Despite Google’s greatest efforts to combat its spread, malware on Android has been a persistent, nearly ubiquitous problem. New research from the cybersecurity firm ESET reveals that the notorious cyber-mercenary organization Bahamut APT has found a new carrier for hazardous malware targeting Android phones: VPN applications.
As the cyber-mercenary label suggests, the Bahamut APT is a collection of cybercriminals that might be hired to conduct spear phishing assaults. The gang has been active for some time, frequently focusing on targets in the Middle East and South Asia. ESET researchers have uncovered at least eight variants of the Bahamut spyware in trojanized versions of the popular Android apps SoftVPN and OpenVPN. Repurposed spyware malware was apparently utilized to infiltrate these dangerous applications.
#ESETresearch discovered an active #Android campaign conducted by the hack-for-hire group #Bahamut. The campaign has been active since January 2022, with malicious apps are distributed through a fake #SecureVPN website@LukasStefanko https://t.co/Kdfc7hdJQT 1/6
— ESET research (@ESETresearch) November 23, 2022
Since 2017, the Bahamut APT has been in and out of the spotlight for cyber espionage strikes of varied sizes. This one employing VPN programs is a reasonably standard spyware assault aimed to gain access to the victim’s SMS, call records, location, and call recordings by hacking their device.
Using keylogging, the spyware may snoop on chat apps such as WhatsApp and harvest additional data such as financial information.

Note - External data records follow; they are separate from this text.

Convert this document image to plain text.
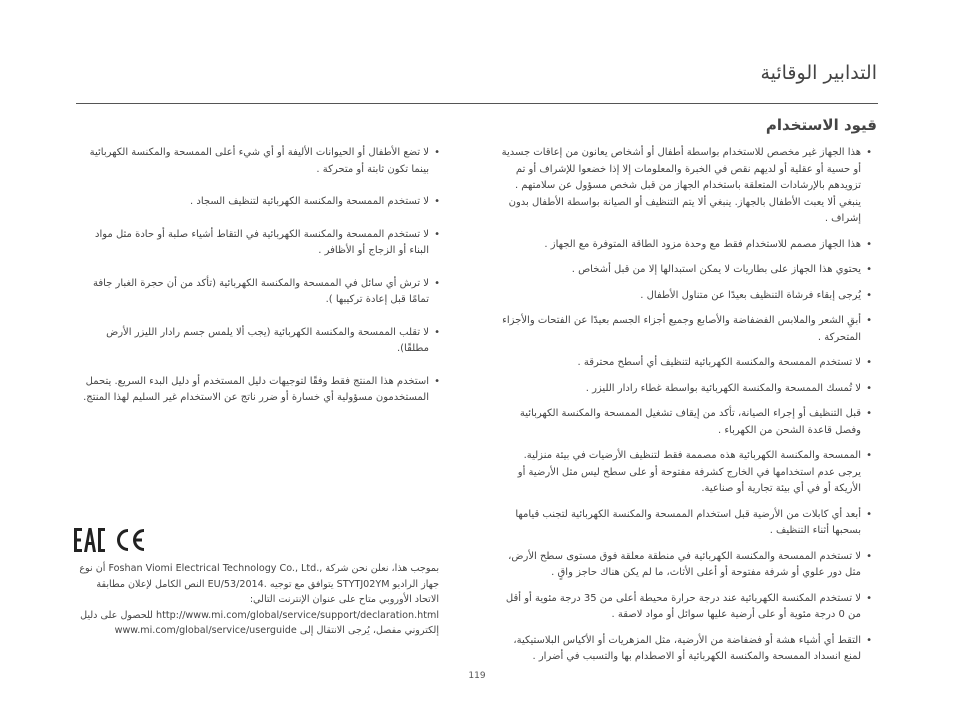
التدابير الوقائية
قيود الاستخدام
• هذا الجهاز غير مخصص للاستخدام بواسطة أطفال أو أشخاص يعانون من إعاقات جسدية أو حسية أو عقلية أو لديهم نقص في الخبرة والمعلومات إلا إذا خضعوا للإشراف أو تم تزويدهم بالإرشادات المتعلقة باستخدام الجهاز من قبل شخص مسؤول عن سلامتهم . ينبغي ألا يعبث الأطفال بالجهاز. ينبغي ألا يتم التنظيف أو الصيانة بواسطة الأطفال بدون إشراف .
• هذا الجهاز مصمم للاستخدام فقط مع وحدة مزود الطاقة المتوفرة مع الجهاز .
• يحتوي هذا الجهاز على بطاريات لا يمكن استبدالها إلا من قبل أشخاص .
• يُرجى إبقاء فرشاة التنظيف بعيدًا عن متناول الأطفال .
• أبقِ الشعر والملابس الفضفاضة والأصابع وجميع أجزاء الجسم بعيدًا عن الفتحات والأجزاء المتحركة .
• لا تستخدم الممسحة والمكنسة الكهربائية لتنظيف أي أسطح محترقة .
• لا تُمسك الممسحة والمكنسة الكهربائية بواسطة غطاء رادار الليزر .
• قبل التنظيف أو إجراء الصيانة، تأكد من إيقاف تشغيل الممسحة والمكنسة الكهربائية وفصل قاعدة الشحن من الكهرباء .
• الممسحة والمكنسة الكهربائية هذه مصممة فقط لتنظيف الأرضيات في بيئة منزلية. يرجى عدم استخدامها في الخارج كشرفة مفتوحة أو على سطح ليس مثل الأرضية أو الأريكة أو في أي بيئة تجارية أو صناعية.
• أبعد أي كابلات من الأرضية قبل استخدام الممسحة والمكنسة الكهربائية لتجنب قيامها بسحبها أثناء التنظيف .
• لا تستخدم الممسحة والمكنسة الكهربائية في منطقة معلقة فوق مستوى سطح الأرض، مثل دور علوي أو شرفة مفتوحة أو أعلى الأثاث، ما لم يكن هناك حاجز واقٍ .
• لا تستخدم المكنسة الكهربائية عند درجة حرارة محيطة أعلى من 35 درجة مئوية أو أقل من 0 درجة مئوية أو على أرضية عليها سوائل أو مواد لاصقة .
• التقط أي أشياء هشة أو فضفاضة من الأرضية، مثل المزهريات أو الأكياس البلاستيكية، لمنع انسداد الممسحة والمكنسة الكهربائية أو الاصطدام بها والتسبب في أضرار .
• لا تضع الأطفال أو الحيوانات الأليفة أو أي شيء أعلى الممسحة والمكنسة الكهربائية بينما تكون ثابتة أو متحركة .
• لا تستخدم الممسحة والمكنسة الكهربائية لتنظيف السجاد .
• لا تستخدم الممسحة والمكنسة الكهربائية في التقاط أشياء صلبة أو حادة مثل مواد البناء أو الزجاج أو الأظافر .
• لا ترش أي سائل في الممسحة والمكنسة الكهربائية (تأكد من أن حجرة الغبار جافة تمامًا قبل إعادة تركيبها ).
• لا تقلب الممسحة والمكنسة الكهربائية (يجب ألا يلمس جسم رادار الليزر الأرض مطلقًا).
• استخدم هذا المنتج فقط وفقًا لتوجيهات دليل المستخدم أو دليل البدء السريع. يتحمل المستخدمون مسؤولية أي خسارة أو ضرر ناتج عن الاستخدام غير السليم لهذا المنتج.

بموجب هذا، نعلن نحن شركة Foshan Viomi Electrical Technology Co., Ltd., أن نوع جهاز الراديو STYTJ02YM يتوافق مع توجيه EU/53/2014. النص الكامل لإعلان مطابقة الاتحاد الأوروبي متاح على عنوان الإنترنت التالي: http://www.mi.com/global/service/support/declaration.html للحصول على دليل إلكتروني مفصل، يُرجى الانتقال إلى www.mi.com/global/service/userguide

119
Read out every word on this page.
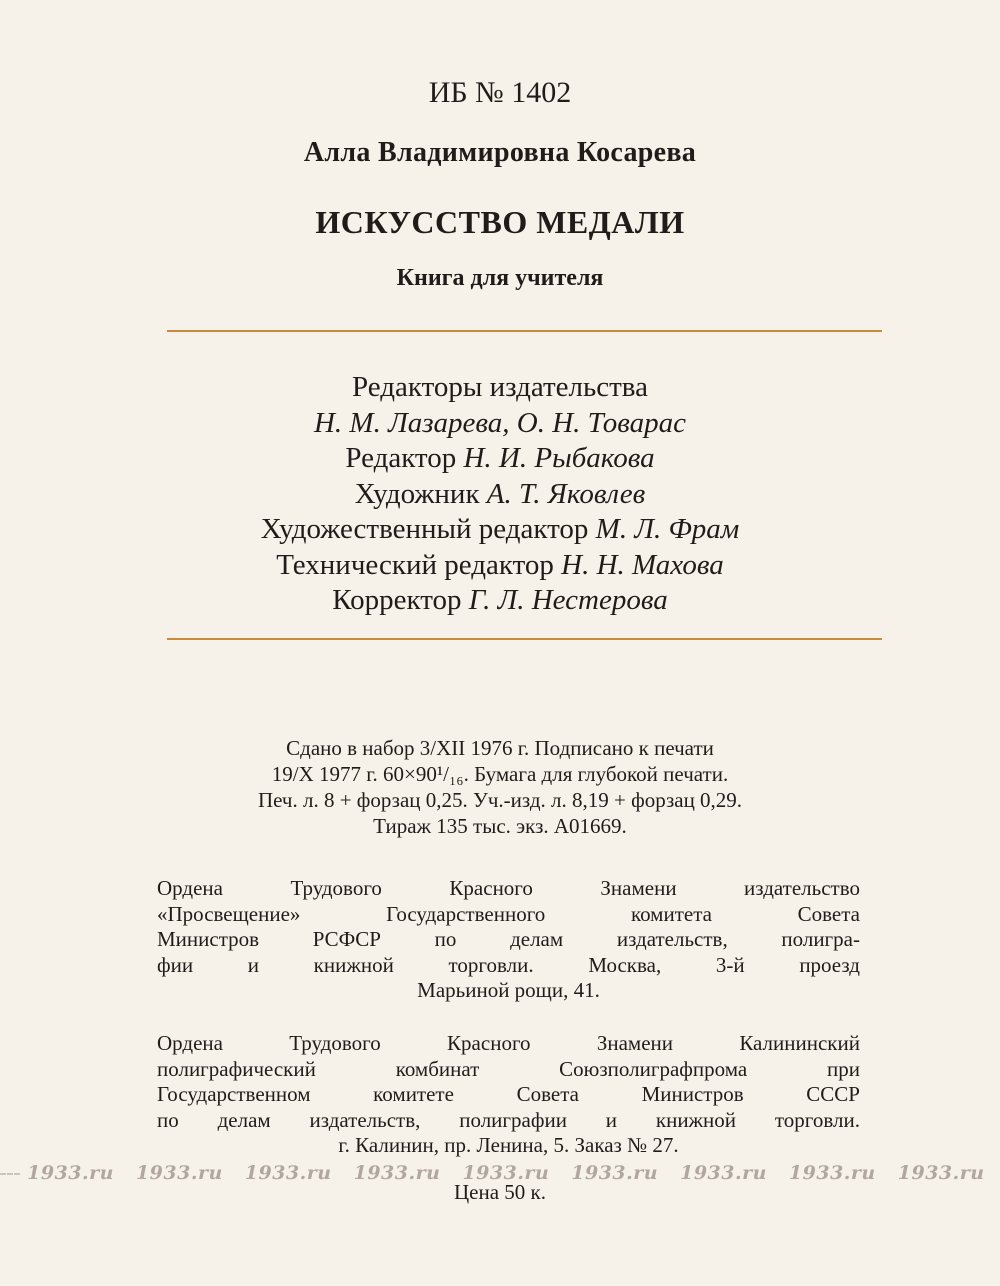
ИБ № 1402
Алла Владимировна Косарева
ИСКУССТВО МЕДАЛИ
Книга для учителя
Редакторы издательства
Н. М. Лазарева, О. Н. Товарас
Редактор Н. И. Рыбакова
Художник А. Т. Яковлев
Художественный редактор М. Л. Фрам
Технический редактор Н. Н. Махова
Корректор Г. Л. Нестерова
Сдано в набор 3/XII 1976 г. Подписано к печати
19/X 1977 г. 60×90¹/₁₆. Бумага для глубокой печати.
Печ. л. 8 + форзац 0,25. Уч.-изд. л. 8,19 + форзац 0,29.
Тираж 135 тыс. экз. А01669.
Ордена Трудового Красного Знамени издательство
«Просвещение» Государственного комитета Совета
Министров РСФСР по делам издательств, полигра-
фии и книжной торговли. Москва, 3-й проезд
Марьиной рощи, 41.
Ордена Трудового Красного Знамени Калининский
полиграфический комбинат Союзполиграфпрома при
Государственном комитете Совета Министров СССР
по делам издательств, полиграфии и книжной торговли.
г. Калинин, пр. Ленина, 5. Заказ № 27.
Цена 50 к.
1933.ru 1933.ru 1933.ru 1933.ru 1933.ru 1933.ru 1933.ru 1933.ru 1933.ru
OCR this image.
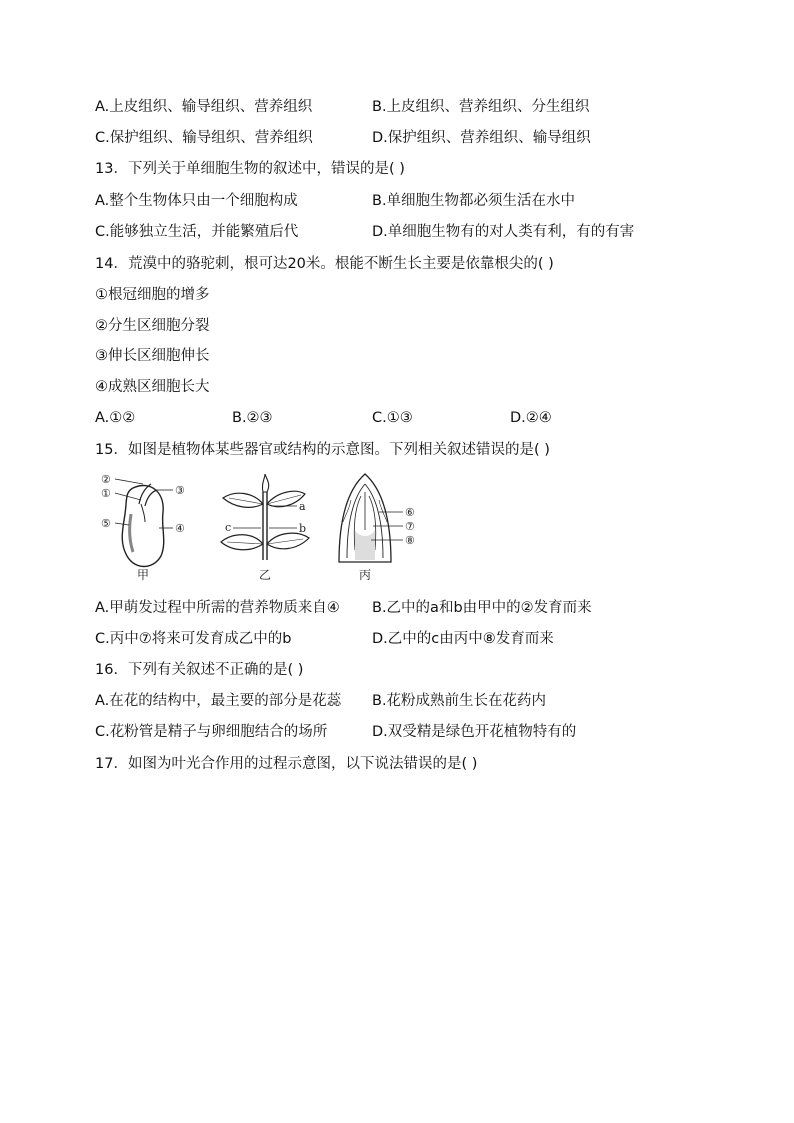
A.上皮组织、输导组织、营养组织	B.上皮组织、营养组织、分生组织
C.保护组织、输导组织、营养组织	D.保护组织、营养组织、输导组织
13．下列关于单细胞生物的叙述中，错误的是( )
A.整个生物体只由一个细胞构成	B.单细胞生物都必须生活在水中
C.能够独立生活，并能繁殖后代	D.单细胞生物有的对人类有利，有的有害
14．荒漠中的骆驼刺，根可达20米。根能不断生长主要是依靠根尖的( )
①根冠细胞的增多
②分生区细胞分裂
③伸长区细胞伸长
④成熟区细胞长大
A.①②	B.②③	C.①③	D.②④
15．如图是植物体某些器官或结构的示意图。下列相关叙述错误的是( )
②
①	③
⑤	④
甲
a
c	b
乙
⑥
⑦
⑧
丙
A.甲萌发过程中所需的营养物质来自④ B.乙中的a和b由甲中的②发育而来
C.丙中⑦将来可发育成乙中的b	D.乙中的c由丙中⑧发育而来
16．下列有关叙述不正确的是( )
A.在花的结构中，最主要的部分是花蕊 B.花粉成熟前生长在花药内
C.花粉管是精子与卵细胞结合的场所	D.双受精是绿色开花植物特有的
17．如图为叶光合作用的过程示意图，以下说法错误的是( )
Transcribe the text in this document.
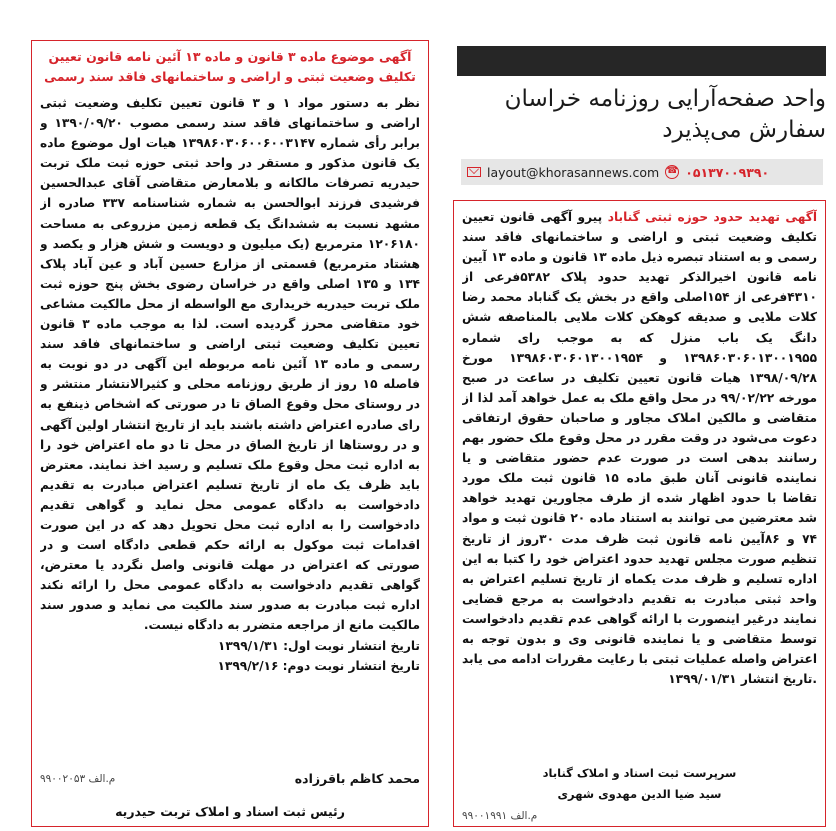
آگهی موضوع ماده ۳ قانون و ماده ۱۳ آئین نامه قانون تعیین تکلیف وضعیت ثبتی و اراضی و ساختمانهای فاقد سند رسمی
نظر به دستور مواد ۱ و ۳ قانون تعیین تکلیف وضعیت ثبتی اراضی و ساختمانهای فاقد سند رسمی مصوب ۱۳۹۰/۰۹/۲۰ و برابر رأی شماره ۱۳۹۸۶۰۳۰۶۰۰۶۰۰۳۱۴۷ هیات اول موضوع ماده یک قانون مذکور و مستقر در واحد ثبتی حوزه ثبت ملک تربت حیدریه تصرفات مالکانه و بلامعارض متقاضی آقای عبدالحسین فرشیدی فرزند ابوالحسن به شماره شناسنامه ۳۳۷ صادره از مشهد نسبت به ششدانگ یک قطعه زمین مزروعی به مساحت ۱۲۰۶۱۸۰ مترمربع (یک میلیون و دویست و شش هزار و یکصد و هشتاد مترمربع) قسمتی از مزارع حسین آباد و عین آباد پلاک ۱۳۴ و ۱۳۵ اصلی واقع در خراسان رضوی بخش پنج حوزه ثبت ملک تربت حیدریه خریداری مع الواسطه از محل مالکیت مشاعی خود متقاضی محرز گردیده است. لذا به موجب ماده ۳ قانون تعیین تکلیف وضعیت ثبتی اراضی و ساختمانهای فاقد سند رسمی و ماده ۱۳ آئین نامه مربوطه این آگهی در دو نوبت به فاصله ۱۵ روز از طریق روزنامه محلی و کثیرالانتشار منتشر و در روستای محل وقوع الصاق تا در صورتی که اشخاص ذینفع به رای صادره اعتراض داشته باشند باید از تاریخ انتشار اولین آگهی و در روستاها از تاریخ الصاق در محل تا دو ماه اعتراض خود را به اداره ثبت محل وقوع ملک تسلیم و رسید اخذ نمایند. معترض باید ظرف یک ماه از تاریخ تسلیم اعتراض مبادرت به تقدیم دادخواست به دادگاه عمومی محل نماید و گواهی تقدیم دادخواست را به اداره ثبت محل تحویل دهد که در این صورت اقدامات ثبت موکول به ارائه حکم قطعی دادگاه است و در صورتی که اعتراض در مهلت قانونی واصل نگردد یا معترض، گواهی تقدیم دادخواست به دادگاه عمومی محل را ارائه نکند اداره ثبت مبادرت به صدور سند مالکیت می نماید و صدور سند مالکیت مانع از مراجعه متضرر به دادگاه نیست.
تاریخ انتشار نوبت اول: ۱۳۹۹/۱/۳۱
تاریخ انتشار نوبت دوم: ۱۳۹۹/۲/۱۶
محمد کاظم باقرزاده
م.الف ۹۹۰۰۲۰۵۳
رئیس ثبت اسناد و املاک تربت حیدریه
واحد صفحه‌آرایی روزنامه خراسان
سفارش می‌پذیرد
layout@khorasannews.com ☎ ۰۵۱۳۷۰۰۹۳۹۰
آگهی تهدید حدود حوزه ثبتی گناباد پیرو آگهی قانون تعیین تکلیف وضعیت ثبتی و اراضی و ساختمانهای فاقد سند رسمی و به استناد تبصره ذیل ماده ۱۳ قانون و ماده ۱۳ آیین نامه قانون اخیرالذکر تهدید حدود پلاک ۵۳۸۲فرعی از ۴۳۱۰فرعی از ۱۵۴اصلی واقع در بخش یک گناباد محمد رضا کلات ملایی و صدیقه کوهکن کلات ملایی بالمناصفه شش دانگ یک باب منزل که به موجب رای شماره ۱۳۹۸۶۰۳۰۶۰۱۳۰۰۱۹۵۵ و ۱۳۹۸۶۰۳۰۶۰۱۳۰۰۱۹۵۴ مورخ ۱۳۹۸/۰۹/۲۸ هیات قانون تعیین تکلیف در ساعت در صبح مورخه ۹۹/۰۲/۲۲ در محل واقع ملک به عمل خواهد آمد لذا از متقاضی و مالکین املاک مجاور و صاحبان حقوق ارتفاقی دعوت می‌شود در وقت مقرر در محل وقوع ملک حضور بهم رسانند بدهی است در صورت عدم حضور متقاضی و یا نماینده قانونی آنان طبق ماده ۱۵ قانون ثبت ملک مورد تقاضا با حدود اظهار شده از طرف مجاورین تهدید خواهد شد معترضین می توانند به استناد ماده ۲۰ قانون ثبت و مواد ۷۴ و ۸۶آیین نامه قانون ثبت ظرف مدت ۳۰روز از تاریخ تنظیم صورت مجلس تهدید حدود اعتراض خود را کتبا به این اداره تسلیم و ظرف مدت یکماه از تاریخ تسلیم اعتراض به واحد ثبتی مبادرت به تقدیم دادخواست به مرجع قضایی نمایند درغیر اینصورت با ارائه گواهی عدم تقدیم دادخواست توسط متقاضی و یا نماینده قانونی وی و بدون توجه به اعتراض واصله عملیات ثبتی با رعایت مقررات ادامه می یابد .تاریخ انتشار ۱۳۹۹/۰۱/۳۱
سرپرست ثبت اسناد و املاک گناباد
سید ضیا الدین مهدوی شهری
م.الف ۹۹۰۰۱۹۹۱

All infected apps were distributed via a counterfeit version of the SecureVPN website, and they were never available for download on the Play Store. These VPN applications appeared to target specific users, who were driven to the website with a unique activation code. Another red flag for potential victims is that the authentic version of the VPN does not require an activation key or a visit to a website. This key prevents the malicious payload from triggering on devices that don’t belong to the specifically targeted victim.
This discovery by the ESET team is a stark reminder not to download applications from unreliable sources on the internet. According to the researchers, the effort began in January of this year and is ongoing. If you’re trying to download a suggested VPN app, we urge that you stick to the Play Store, even if someone provides you a link to get one elsewhere.